Scott (who had to miss being on the Cannes’ celebrated Red Carpet because of a knee surgery that kept him in bed) and his screen writer, Brian Helgeland, have written a complex story to create the legend. King Richard the Lion Heart is returning to England from the Crusade with his unhappy and unpaid army when he is killed in a siege. Ultimately, it falls upon the army’s ace archer, Longstride, to carry the dead king’s crown home and the sword of a dying English nobleman to his blind old father in Nottingham. There Longstride meets the nobleman’s widow, Marion.
Thereafter, Robin Hood runs very much like a Bollywood movie with impersonations, blossoming of romance between Longstride and Marion, songs and dances, sword fights and the vanquishing of the arch villain by Longstride.

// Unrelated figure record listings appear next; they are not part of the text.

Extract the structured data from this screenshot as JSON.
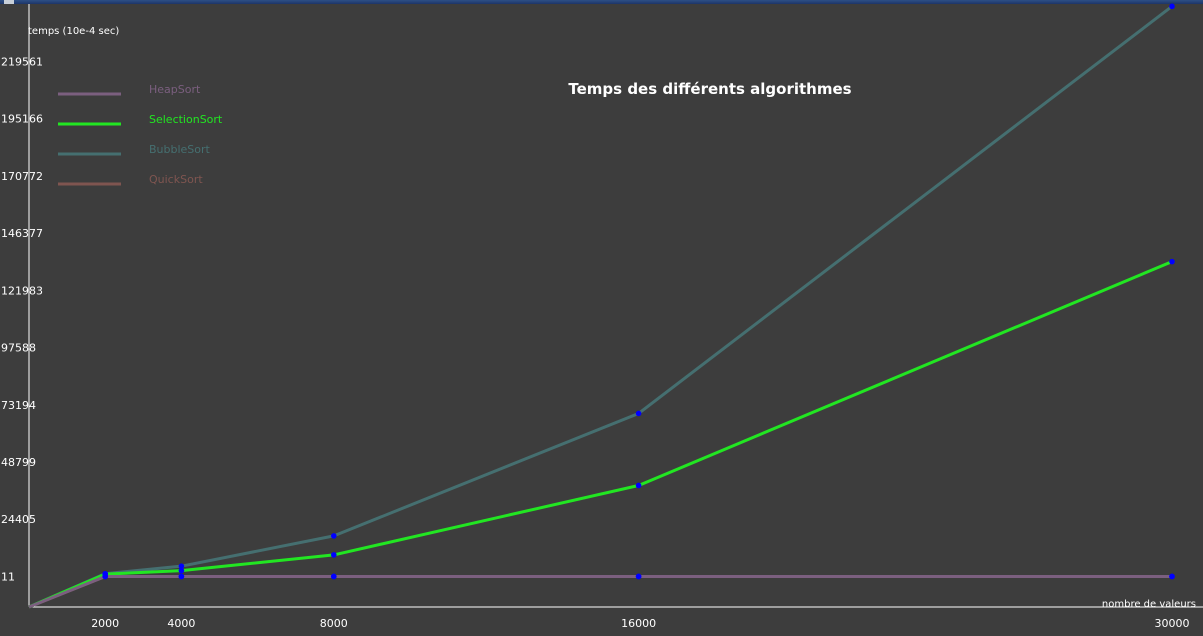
{
  "window": {
    "titlebar_color": "#2d4f86"
  },
  "chart_data": {
    "type": "line",
    "title": "Temps des différents algorithmes",
    "xlabel": "nombre de valeurs",
    "ylabel": "temps (10e-4 sec)",
    "x_ticks": [
      2000,
      4000,
      8000,
      16000,
      30000
    ],
    "y_ticks": [
      "11",
      "24405",
      "48799",
      "73194",
      "97588",
      "121983",
      "146377",
      "170772",
      "195166",
      "219561"
    ],
    "xlim": [
      0,
      30000
    ],
    "ylim": [
      -13000,
      244000
    ],
    "x": [
      0,
      2000,
      4000,
      8000,
      16000,
      30000
    ],
    "grid": false,
    "legend_position": "top-left",
    "point_color": "#0000ff",
    "background": "#3d3d3d",
    "series": [
      {
        "name": "HeapSort",
        "color": "#7b5f7f",
        "width": 3,
        "values": [
          -13000,
          11,
          11,
          11,
          11,
          11
        ]
      },
      {
        "name": "SelectionSort",
        "color": "#22e622",
        "width": 3,
        "values": [
          -13000,
          1000,
          2500,
          9200,
          38800,
          134200
        ]
      },
      {
        "name": "BubbleSort",
        "color": "#456f70",
        "width": 3,
        "values": [
          -13000,
          1200,
          4400,
          17300,
          69500,
          243000
        ]
      },
      {
        "name": "QuickSort",
        "color": "#7f5550",
        "width": 3,
        "values": [
          -13000,
          11,
          11,
          11,
          11,
          11
        ]
      }
    ]
  }
}
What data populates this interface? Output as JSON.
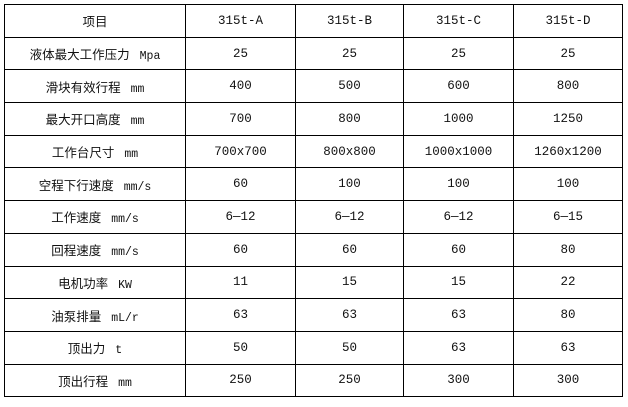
{
  "table": {
    "header": [
      "项目",
      "315t-A",
      "315t-B",
      "315t-C",
      "315t-D"
    ],
    "rows": [
      {
        "label": "液体最大工作压力",
        "unit": "Mpa",
        "values": [
          "25",
          "25",
          "25",
          "25"
        ]
      },
      {
        "label": "滑块有效行程",
        "unit": "mm",
        "values": [
          "400",
          "500",
          "600",
          "800"
        ]
      },
      {
        "label": "最大开口高度",
        "unit": "mm",
        "values": [
          "700",
          "800",
          "1000",
          "1250"
        ]
      },
      {
        "label": "工作台尺寸",
        "unit": "mm",
        "values": [
          "700x700",
          "800x800",
          "1000x1000",
          "1260x1200"
        ]
      },
      {
        "label": "空程下行速度",
        "unit": "mm/s",
        "values": [
          "60",
          "100",
          "100",
          "100"
        ]
      },
      {
        "label": "工作速度",
        "unit": "mm/s",
        "values": [
          "6—12",
          "6—12",
          "6—12",
          "6—15"
        ]
      },
      {
        "label": "回程速度",
        "unit": "mm/s",
        "values": [
          "60",
          "60",
          "60",
          "80"
        ]
      },
      {
        "label": "电机功率",
        "unit": "KW",
        "values": [
          "11",
          "15",
          "15",
          "22"
        ]
      },
      {
        "label": "油泵排量",
        "unit": "mL/r",
        "values": [
          "63",
          "63",
          "63",
          "80"
        ]
      },
      {
        "label": "顶出力",
        "unit": "t",
        "values": [
          "50",
          "50",
          "63",
          "63"
        ]
      },
      {
        "label": "顶出行程",
        "unit": "mm",
        "values": [
          "250",
          "250",
          "300",
          "300"
        ]
      }
    ]
  }
}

Watch how his arrow travels, what seem like, miles to fell the baldheaded evil man, who conspires with the French to take over the English throne, and in the name of the English king plunders the crown’s wealth.
However, unlike an average Bollywood work, Robin Hood is high on production values and performances. Marvellously shot and superbly edited, the movie scores on one more crucial area. Australian actor Russell Crowe rarely smiles, but is compelling as the man who would become Robin Hood. Cate Blanchett as Marion is tempestuous and essays the part with suitable fire.
Now, for a question. Is Robin Hood an ideal opening shot? Well, not as good as last year’s delightful Up, an animated 3D work by Walt Disney that made a great feel-good opening.